Manchester joins global network of UNESCO Cities of Literature
01 Nov 2017
Manchester has been successful in its bid to join UNESCO’s worldwide Creative Cities network as a City of Literature
Manchester, which built the UK’s first public lending library and gave the world the work of great writers including Elizabeth Gaskell and Anthony Burgess, will join cities including Baghdad, Dublin, Barcelona, Prague, Melbourne, and Reykjavik in the global network.
UNESCO Cities of Literature are dedicated to pursuing excellence in literature on a local level, engaging as many citizens as possible in a dynamic culture of words and encouraging the creation and sharing of stories. They work together to develop new local, national and international literary links, encouraging collaboration locally and across the world.
Manchester’s successful bid was coordinated by a consortium involving Manchester City Council, The University of Manchester, Manchester Metropolitan University and the Manchester Literature Festival, plus representatives of the city’s writers, publishers and literary organisations. The bid was endorsed by the Royal Society of Literature and the English Association.
A programme of cultural events and community writing projects will be developed to celebrate Manchester’s City of Literature status.
The city boasts two of the country’s most highly regarded writing schools – our Centre for New Writing and the Manchester Writing School at Manchester Metropolitan University – plus Manchester Literature Festival, one of the most innovative and popular literary events in the UK. It is home to a thriving live literature scene, with thousands of people attending book launches, author readings and performances, open mic nights and reading groups across the city, plus world-class publishers including Carcanet and Comma Press.
Professor John McAuliffe, of the Centre for New Writing, said: “This is a cause for great celebration, which will help us to strengthen our university’s many partnerships with the city and its communities. Our staff and student writers know that Manchester is a City of Literature, a place whose graduates include Anthony Burgess and the war poet Alun Lewis, Jeanette Winterson, Booker winner Barry Unsworth and bestseller Sophie Hannah."

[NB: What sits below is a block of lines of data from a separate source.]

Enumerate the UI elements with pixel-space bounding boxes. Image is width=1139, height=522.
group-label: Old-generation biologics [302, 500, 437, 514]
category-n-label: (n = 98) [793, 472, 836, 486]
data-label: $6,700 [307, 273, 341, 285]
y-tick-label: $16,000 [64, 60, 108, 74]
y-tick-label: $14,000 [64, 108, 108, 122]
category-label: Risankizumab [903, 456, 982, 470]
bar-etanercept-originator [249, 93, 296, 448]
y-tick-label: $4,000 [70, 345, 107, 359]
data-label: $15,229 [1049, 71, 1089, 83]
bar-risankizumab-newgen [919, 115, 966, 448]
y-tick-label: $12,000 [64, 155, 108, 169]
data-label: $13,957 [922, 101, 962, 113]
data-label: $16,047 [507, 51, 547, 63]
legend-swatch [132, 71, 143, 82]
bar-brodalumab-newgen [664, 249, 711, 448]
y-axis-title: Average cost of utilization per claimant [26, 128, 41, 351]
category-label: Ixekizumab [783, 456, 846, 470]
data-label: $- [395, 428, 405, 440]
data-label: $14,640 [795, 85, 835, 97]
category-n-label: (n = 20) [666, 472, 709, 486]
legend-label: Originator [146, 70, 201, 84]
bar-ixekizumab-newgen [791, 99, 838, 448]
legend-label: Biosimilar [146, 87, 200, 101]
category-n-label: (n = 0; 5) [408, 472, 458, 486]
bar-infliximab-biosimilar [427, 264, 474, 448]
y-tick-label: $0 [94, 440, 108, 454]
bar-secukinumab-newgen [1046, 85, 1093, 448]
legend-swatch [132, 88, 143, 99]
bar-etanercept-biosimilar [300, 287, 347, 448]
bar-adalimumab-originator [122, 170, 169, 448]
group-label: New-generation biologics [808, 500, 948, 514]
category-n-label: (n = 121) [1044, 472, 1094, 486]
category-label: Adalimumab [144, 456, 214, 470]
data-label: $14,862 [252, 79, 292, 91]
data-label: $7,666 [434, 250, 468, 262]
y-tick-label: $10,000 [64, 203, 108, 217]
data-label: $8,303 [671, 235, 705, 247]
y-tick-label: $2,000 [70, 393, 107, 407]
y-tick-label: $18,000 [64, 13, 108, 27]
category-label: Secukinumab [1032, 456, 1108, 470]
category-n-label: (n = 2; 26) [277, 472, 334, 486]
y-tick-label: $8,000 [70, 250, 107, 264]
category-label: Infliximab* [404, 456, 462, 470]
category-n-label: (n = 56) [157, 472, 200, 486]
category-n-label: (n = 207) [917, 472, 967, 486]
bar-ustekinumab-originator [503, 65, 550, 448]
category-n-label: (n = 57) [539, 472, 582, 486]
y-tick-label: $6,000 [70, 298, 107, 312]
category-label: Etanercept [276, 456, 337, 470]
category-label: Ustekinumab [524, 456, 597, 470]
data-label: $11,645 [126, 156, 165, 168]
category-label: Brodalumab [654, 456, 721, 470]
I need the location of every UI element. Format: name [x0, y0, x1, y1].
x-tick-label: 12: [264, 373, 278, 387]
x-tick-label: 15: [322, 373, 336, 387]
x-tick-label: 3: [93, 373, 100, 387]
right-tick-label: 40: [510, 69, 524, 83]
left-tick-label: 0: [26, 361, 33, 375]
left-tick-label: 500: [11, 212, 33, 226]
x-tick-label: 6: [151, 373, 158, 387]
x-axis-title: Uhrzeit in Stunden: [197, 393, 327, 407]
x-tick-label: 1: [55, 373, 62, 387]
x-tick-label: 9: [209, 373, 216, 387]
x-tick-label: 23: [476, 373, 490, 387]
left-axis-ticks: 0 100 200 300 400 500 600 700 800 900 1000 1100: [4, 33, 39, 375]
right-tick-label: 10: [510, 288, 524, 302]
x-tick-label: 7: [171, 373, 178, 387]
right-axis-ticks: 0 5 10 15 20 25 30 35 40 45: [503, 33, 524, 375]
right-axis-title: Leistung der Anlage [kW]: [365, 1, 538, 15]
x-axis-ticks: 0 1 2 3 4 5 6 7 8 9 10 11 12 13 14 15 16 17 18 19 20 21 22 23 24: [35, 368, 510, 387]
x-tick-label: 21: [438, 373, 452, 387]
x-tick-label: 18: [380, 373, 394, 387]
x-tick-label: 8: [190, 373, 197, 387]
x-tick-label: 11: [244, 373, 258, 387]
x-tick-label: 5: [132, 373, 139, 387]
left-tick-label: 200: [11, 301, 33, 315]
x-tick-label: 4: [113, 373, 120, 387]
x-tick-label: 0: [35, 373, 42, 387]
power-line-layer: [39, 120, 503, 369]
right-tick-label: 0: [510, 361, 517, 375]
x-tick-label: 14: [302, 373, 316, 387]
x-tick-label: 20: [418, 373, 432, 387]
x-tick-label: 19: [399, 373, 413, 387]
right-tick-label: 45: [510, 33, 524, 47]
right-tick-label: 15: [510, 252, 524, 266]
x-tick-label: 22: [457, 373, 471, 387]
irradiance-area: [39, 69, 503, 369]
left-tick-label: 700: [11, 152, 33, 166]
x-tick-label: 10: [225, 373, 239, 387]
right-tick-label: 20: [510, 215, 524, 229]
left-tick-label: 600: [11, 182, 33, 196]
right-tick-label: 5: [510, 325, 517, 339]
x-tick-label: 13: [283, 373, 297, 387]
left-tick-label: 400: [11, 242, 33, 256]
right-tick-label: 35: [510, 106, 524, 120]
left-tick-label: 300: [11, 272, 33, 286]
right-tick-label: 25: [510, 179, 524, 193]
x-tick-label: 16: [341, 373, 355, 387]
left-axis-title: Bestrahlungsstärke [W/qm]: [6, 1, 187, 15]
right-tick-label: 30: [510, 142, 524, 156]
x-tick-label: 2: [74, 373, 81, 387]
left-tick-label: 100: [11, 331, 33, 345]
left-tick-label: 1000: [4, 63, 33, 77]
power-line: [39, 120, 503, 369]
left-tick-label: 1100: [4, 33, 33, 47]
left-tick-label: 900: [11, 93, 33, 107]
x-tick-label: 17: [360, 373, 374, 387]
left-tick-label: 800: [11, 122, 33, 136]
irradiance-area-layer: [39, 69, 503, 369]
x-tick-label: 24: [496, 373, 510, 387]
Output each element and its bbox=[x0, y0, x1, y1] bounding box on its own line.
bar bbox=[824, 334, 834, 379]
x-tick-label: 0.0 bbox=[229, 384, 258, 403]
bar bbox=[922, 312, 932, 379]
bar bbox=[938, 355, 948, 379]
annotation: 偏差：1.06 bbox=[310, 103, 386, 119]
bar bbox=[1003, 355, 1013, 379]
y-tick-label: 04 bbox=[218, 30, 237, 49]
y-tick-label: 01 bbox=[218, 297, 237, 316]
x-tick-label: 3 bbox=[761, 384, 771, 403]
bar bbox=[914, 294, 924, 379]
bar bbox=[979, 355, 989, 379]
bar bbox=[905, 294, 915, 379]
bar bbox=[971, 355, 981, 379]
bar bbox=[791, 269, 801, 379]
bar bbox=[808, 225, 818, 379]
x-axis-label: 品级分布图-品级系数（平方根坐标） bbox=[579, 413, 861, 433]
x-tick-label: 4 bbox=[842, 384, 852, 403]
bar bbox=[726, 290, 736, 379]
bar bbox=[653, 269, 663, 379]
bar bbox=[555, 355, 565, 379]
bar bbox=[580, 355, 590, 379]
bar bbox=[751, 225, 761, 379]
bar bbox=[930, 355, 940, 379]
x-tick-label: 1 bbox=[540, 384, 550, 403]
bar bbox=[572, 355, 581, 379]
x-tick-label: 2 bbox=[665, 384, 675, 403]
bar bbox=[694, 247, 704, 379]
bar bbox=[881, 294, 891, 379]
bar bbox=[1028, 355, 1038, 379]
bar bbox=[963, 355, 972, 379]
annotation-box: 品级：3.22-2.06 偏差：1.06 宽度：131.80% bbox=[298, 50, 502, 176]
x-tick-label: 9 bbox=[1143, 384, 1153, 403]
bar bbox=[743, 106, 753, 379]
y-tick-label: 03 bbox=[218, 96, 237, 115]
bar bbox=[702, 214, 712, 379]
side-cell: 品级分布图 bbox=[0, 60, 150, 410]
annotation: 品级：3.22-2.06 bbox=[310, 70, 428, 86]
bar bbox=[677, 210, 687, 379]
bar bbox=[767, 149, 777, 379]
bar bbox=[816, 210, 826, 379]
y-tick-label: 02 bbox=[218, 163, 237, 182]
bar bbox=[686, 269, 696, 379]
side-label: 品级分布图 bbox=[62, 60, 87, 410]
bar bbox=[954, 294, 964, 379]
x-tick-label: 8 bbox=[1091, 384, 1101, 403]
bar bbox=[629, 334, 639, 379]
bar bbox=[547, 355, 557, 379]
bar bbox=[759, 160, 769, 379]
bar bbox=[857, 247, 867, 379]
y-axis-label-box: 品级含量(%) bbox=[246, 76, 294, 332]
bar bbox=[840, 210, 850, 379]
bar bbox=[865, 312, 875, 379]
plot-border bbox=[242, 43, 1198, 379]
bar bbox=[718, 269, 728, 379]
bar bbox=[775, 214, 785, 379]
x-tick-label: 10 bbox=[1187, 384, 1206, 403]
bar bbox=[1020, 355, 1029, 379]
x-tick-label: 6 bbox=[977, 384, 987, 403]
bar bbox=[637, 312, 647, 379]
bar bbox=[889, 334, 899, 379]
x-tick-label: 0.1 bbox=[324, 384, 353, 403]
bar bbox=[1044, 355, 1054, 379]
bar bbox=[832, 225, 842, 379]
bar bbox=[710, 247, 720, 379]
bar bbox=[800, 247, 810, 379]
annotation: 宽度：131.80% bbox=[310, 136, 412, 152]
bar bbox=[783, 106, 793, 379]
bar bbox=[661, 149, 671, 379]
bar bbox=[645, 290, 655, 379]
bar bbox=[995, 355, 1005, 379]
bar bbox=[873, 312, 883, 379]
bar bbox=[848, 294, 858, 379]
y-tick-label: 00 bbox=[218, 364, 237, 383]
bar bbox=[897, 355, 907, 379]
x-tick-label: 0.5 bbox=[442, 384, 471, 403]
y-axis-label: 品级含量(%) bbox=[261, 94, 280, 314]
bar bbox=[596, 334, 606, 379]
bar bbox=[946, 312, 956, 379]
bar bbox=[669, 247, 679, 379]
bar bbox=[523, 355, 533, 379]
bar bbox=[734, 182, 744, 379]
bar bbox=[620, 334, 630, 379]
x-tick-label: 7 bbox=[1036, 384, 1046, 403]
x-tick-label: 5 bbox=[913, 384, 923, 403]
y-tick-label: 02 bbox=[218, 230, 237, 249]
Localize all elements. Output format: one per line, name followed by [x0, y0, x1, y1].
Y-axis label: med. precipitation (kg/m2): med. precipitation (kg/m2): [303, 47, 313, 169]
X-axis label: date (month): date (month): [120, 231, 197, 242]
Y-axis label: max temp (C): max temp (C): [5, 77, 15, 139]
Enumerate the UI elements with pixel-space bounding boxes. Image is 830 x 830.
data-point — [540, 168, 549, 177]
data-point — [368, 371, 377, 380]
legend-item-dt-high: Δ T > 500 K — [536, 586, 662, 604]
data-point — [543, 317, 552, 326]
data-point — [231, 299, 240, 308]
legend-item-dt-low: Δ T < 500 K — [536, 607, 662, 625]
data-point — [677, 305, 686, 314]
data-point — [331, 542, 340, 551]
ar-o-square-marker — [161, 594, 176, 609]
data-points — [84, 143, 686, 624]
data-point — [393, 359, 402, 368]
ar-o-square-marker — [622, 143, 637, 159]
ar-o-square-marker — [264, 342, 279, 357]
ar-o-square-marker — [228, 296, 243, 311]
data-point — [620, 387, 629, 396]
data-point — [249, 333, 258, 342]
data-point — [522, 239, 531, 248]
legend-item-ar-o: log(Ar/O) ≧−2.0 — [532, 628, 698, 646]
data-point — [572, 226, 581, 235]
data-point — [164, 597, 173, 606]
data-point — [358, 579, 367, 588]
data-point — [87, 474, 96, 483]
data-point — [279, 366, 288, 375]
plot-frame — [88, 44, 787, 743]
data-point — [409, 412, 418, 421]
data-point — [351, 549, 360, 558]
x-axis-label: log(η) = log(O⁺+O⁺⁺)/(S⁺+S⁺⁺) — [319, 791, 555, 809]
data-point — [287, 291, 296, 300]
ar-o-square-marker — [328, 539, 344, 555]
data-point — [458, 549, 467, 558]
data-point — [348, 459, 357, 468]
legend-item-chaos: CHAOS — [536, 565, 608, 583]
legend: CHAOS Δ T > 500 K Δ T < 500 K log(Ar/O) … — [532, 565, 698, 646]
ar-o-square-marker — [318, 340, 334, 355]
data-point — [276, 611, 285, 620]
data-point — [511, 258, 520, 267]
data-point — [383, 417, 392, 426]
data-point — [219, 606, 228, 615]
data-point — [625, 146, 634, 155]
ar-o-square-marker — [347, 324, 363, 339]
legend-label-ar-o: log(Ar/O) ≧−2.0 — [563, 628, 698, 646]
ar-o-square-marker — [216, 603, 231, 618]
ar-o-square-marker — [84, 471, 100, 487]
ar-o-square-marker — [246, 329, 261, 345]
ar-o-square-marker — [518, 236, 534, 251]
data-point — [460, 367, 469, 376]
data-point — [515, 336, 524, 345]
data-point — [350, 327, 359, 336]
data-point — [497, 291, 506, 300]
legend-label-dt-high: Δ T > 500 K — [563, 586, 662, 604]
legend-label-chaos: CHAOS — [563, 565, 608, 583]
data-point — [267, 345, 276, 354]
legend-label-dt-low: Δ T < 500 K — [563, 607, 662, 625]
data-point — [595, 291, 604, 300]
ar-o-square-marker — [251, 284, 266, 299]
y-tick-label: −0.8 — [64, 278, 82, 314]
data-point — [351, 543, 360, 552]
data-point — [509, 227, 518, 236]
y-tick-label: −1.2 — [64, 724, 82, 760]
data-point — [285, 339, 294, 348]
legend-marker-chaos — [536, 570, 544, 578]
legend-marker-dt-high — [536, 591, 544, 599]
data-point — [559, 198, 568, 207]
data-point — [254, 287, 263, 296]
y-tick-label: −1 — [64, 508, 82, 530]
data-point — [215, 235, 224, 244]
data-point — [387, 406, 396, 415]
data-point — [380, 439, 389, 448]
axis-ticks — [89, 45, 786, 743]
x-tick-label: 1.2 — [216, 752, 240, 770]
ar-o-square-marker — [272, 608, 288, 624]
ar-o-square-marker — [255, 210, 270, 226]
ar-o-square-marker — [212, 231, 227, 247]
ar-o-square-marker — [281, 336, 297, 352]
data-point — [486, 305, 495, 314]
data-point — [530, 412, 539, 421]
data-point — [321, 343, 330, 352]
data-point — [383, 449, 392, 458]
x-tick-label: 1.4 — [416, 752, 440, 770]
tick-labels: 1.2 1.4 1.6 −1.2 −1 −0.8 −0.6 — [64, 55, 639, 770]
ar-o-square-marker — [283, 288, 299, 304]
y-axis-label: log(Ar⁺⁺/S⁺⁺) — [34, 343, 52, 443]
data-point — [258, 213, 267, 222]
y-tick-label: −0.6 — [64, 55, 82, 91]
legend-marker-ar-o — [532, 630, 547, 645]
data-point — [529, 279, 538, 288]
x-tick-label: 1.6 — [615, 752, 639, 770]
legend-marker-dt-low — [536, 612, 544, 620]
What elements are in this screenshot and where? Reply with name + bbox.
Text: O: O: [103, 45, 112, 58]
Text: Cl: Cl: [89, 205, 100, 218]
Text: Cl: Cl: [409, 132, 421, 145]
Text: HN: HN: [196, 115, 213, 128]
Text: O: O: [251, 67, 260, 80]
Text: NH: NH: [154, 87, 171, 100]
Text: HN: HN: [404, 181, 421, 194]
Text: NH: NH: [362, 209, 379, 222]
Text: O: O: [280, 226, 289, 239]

Manchester City Council’s Executive Member for Schools, Culture and Leisure, Councillor Luthfur Rahman, said: “We are extremely proud to become a UNESCO City of Literature, as we recognise the power of words to promote greater understanding, well-being and learning across our proudly diverse city."
Cathy Bolton, Co-director of the Manchester Literature Festival, said: “We are delighted to be one of the key partners in Manchester’s successful bid to become a UNESCO City of Literature.
"We look forward to harnessing our collective energies in the development of some ambitious new projects, collaborating with international partners and engaging more people from across Manchester in transformative reading and writing activities.”